Renato Sérgio de Lima
Ao longo dos últimos anos, talvez até potencializado pelo filme “Tropa de Elite”, dirigido por José Padilha, acostumamo-nos a pensar em unidades especializadas (BOPE, RAIO, ROTA, COE, COT, BAEP, GATE, entre outras) como a “elite” das polícias brasileiras. É muito comum que tais unidades sejam tomadas como sinônimo do que há de mais prestigiado e moderno em temos de padrões de policiamento e modelos de conduta.
A grande questão é que, ao fazermos isso, estamos valorizando apenas um padrão de policiamento, desenhado para o enfrentamento com o oponente, em detrimento da pluralidade de situações e papéis que as polícias deveriam exercer em uma sociedade dinâmica, multicultural e democrática; em detrimento da construção de confiança entre polícia e comunidade.
Se olharmos com atenção, veremos que as unidades especializadas são, em geral, aquarteladas, exigem doutrinas específicas, preparo, capacitação contínua e vocação. Elas demandam superioridade tática para a eventualidade de necessidade de uso da força já em um gradiente maior na garantia da lei e da ordem. Correto, essa é uma função fundamental e não pode ser desconsiderada.
Mas isso nos autoriza a trata-las como a “elite” das polícias? A meu ver, não. E por uma razão muito simples e pragmática: ao fazermos isso, estamos relegando o padrão de policiamento territorial e preventivo a um segundo plano e, mesmo que indiretamente, transmitindo a mensagem que ser policial é ser, exclusivamente, combatente.
E nada mais equivocado e perverso do que isso. Os impactos desta concepção são por demais nocivos para uma corporação que precisa motivar seus profissionais para o exercício de múltiplas funções. O uso amplamente disseminado da doutrina de enfrentamento tem potencial de aproximar a identidade do policial, sobretudo do policial militar, às figuras do militar das Forças Armadas e do herói.

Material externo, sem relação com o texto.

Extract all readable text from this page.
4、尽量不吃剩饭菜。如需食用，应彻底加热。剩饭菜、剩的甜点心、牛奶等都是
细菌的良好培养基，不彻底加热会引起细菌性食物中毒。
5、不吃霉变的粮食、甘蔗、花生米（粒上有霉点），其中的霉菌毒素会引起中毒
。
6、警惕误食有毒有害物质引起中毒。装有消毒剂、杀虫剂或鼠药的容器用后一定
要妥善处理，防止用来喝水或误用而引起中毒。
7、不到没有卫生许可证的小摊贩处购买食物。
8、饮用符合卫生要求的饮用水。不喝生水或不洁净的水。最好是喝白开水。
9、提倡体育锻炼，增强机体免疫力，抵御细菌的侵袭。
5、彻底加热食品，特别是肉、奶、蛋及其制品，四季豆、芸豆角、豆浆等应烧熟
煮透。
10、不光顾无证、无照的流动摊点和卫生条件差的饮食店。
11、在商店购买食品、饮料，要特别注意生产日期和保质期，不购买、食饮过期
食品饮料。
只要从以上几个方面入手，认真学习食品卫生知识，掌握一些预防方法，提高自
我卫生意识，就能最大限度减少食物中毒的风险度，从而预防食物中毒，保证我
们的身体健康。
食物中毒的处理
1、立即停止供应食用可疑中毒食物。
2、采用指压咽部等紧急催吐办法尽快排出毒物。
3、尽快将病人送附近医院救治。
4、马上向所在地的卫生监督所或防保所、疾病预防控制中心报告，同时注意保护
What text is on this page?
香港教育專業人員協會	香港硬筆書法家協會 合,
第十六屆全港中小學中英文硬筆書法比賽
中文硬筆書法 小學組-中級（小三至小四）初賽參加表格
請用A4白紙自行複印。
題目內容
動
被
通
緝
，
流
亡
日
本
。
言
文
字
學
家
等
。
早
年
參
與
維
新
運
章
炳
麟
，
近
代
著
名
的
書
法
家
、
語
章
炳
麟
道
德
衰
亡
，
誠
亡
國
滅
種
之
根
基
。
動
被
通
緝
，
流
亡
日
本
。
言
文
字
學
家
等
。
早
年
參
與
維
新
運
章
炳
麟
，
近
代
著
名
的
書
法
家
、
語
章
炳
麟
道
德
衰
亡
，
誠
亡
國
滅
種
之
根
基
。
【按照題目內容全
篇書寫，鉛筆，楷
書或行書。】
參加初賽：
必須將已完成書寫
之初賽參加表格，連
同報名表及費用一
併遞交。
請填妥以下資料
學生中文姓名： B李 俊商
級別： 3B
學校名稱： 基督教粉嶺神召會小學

Porém, polícia, no mundo todo, serve para muitas outras tarefas do que apenas o controle e enfrentamento do crime e, se a reduzirmos a isso, estamos tratando-a como uma instituição menor, quando ela é essencial para a democracia. Ela nos traz uma outra questão associada. Não precisamos, por mais nobre que seja a ideia, de policiais heróis, mas de profissionais valorizados, bem pagos e com direitos assegurados.
A ideia do herói tem, no caso das polícias, uma enorme dubiedade, já que sinaliza para a extraordinária e abnegada contribuição para com a sociedade. Isso é o que temos como dos mais elevados valores cívicos. Entretanto, na prática e no cotidiano da tragédia da violência que nos assola, recorrer à ideia do policial herói esconde a possibilidade real de os policiais serem tratados pelo Poder Público de forma injusta, sem direitos e equipamentos de proteção adequados, muitas vezes (herói não precisa de proteção).
Mas voltando à ideia de unidades especializadas como “elite”, outro efeito perverso é que policiamento preventivo acaba por ser visto como menos prestigiado e, por conseguinte, reservado, no imaginário coletivo, aos profissionais ditos menos vocacionados, preparados ou motivados. Ser policial territorial é, então, um duplo fardo, por ser pouco reconhecido pela população e pela própria corporação.
Só que a imensa maioria dos policiais está no policiamento territorial, que é central para a manutenção da ordem e para a gestão dos sentimentos de medo e de insegurança. E, se o ideal é ser “elite”, eles tendem a mimetizar o que é valorizado na perspectiva de serem reconhecidos e, nesse processo, o preventivo vira uma versão do enfrentamento.
Em suma, ao se valorizar as unidades especializadas como “elite” e desmerecer as unidades territoriais, dificilmente os estranhamentos entre polícias e comunidade serão enfraquecidos. Ou valorizamos todas as unidades de policiamento pelo seu caráter protetivo de direitos e cidadania, que contempla o uso gradual da força em determinadas situações mas também várias outras atividades, ou só estaremos enganando os policiais e os eleitores com promessas e valentias retóricas.